Vulnerability identifier: #VU8051

Vulnerability risk: High

CVSSv3.1: 8.9 [CVSS:3.1/AV:N/AC:L/PR:N/UI:N/S:C/C:H/I:H/A:H/E:U/RL:W/RC:C]

CVE-ID: N/A

CWE-ID: CWE-798

Exploitation vector: Network

Exploit availability: No

Vulnerable software:
NVG599
Hardware solutions / Routers & switches, VoIP, GSM, etc

Vendor: Arris

Description
The vulnerability allows a remote attacker to gain elevated privileges on the target device.

The weakness exist due to running of HTTPS server on port 49955 with default credentials.
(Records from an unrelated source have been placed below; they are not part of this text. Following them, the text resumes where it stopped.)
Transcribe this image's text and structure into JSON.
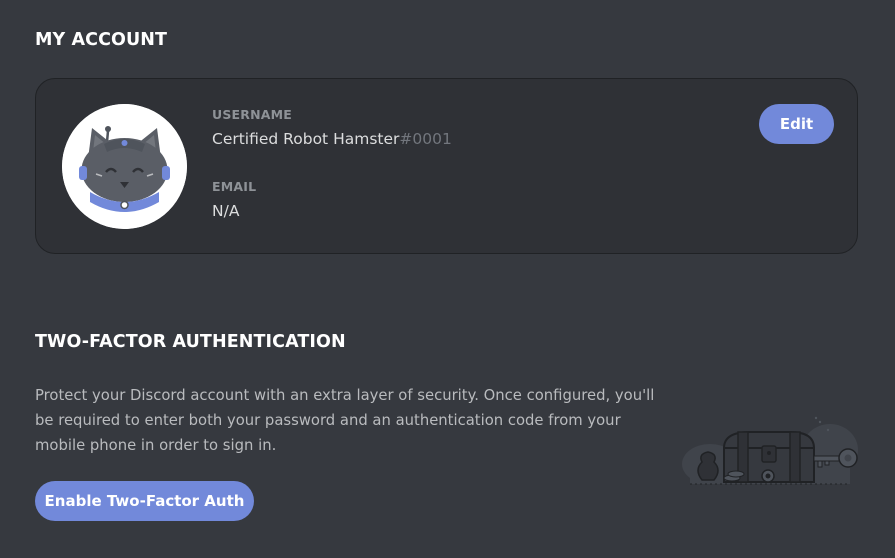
{
  "account": {
    "title": "MY ACCOUNT",
    "username_label": "USERNAME",
    "username": "Certified Robot Hamster",
    "discriminator": "#0001",
    "email_label": "EMAIL",
    "email": "N/A",
    "edit_label": "Edit"
  },
  "tfa": {
    "title": "TWO-FACTOR AUTHENTICATION",
    "description": "Protect your Discord account with an extra layer of security. Once configured, you'll be required to enter both your password and an authentication code from your mobile phone in order to sign in.",
    "enable_label": "Enable Two-Factor Auth"
  },
  "icons": {
    "avatar": "robot-hamster-avatar",
    "illustration": "treasure-chest-key-illustration"
  },
  "colors": {
    "background": "#36393f",
    "card": "#2f3136",
    "accent": "#7289da",
    "text_muted": "#8e9297",
    "text_normal": "#dcddde"
  }
}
A remote attacker can authenticate on port 49955 with the username "tech" and an empty password and gain root access to the device.

Mitigation
Using Burpsuite or some other application, which lets you customize web requests, submit the following request from to the gateway’s external IP address from outside of the LAN.

POST /caserver HTTP/1.1
Host: FIXMYMODEM
Authorization: Basic dGVjaDo=
User-Agent: Fixmymodem
Connection: Keep-Alive
Content-Length: 77

appid=001&set_data=fixit;chmod 000 /var/caserver/caserver;fixit

Vulnerable software versions

NVG599: 9.2.2h0d83

---

External links
http://www.nomotion.net/blog/sharknatto/

---

Q & A

Can this vulnerability be exploited remotely?

Yes. This vulnerability can be exploited by a remote non-authenticated attacker via the Internet.

Is there known malware, which exploits this vulnerability?

No. We are not aware of malware exploiting this vulnerability.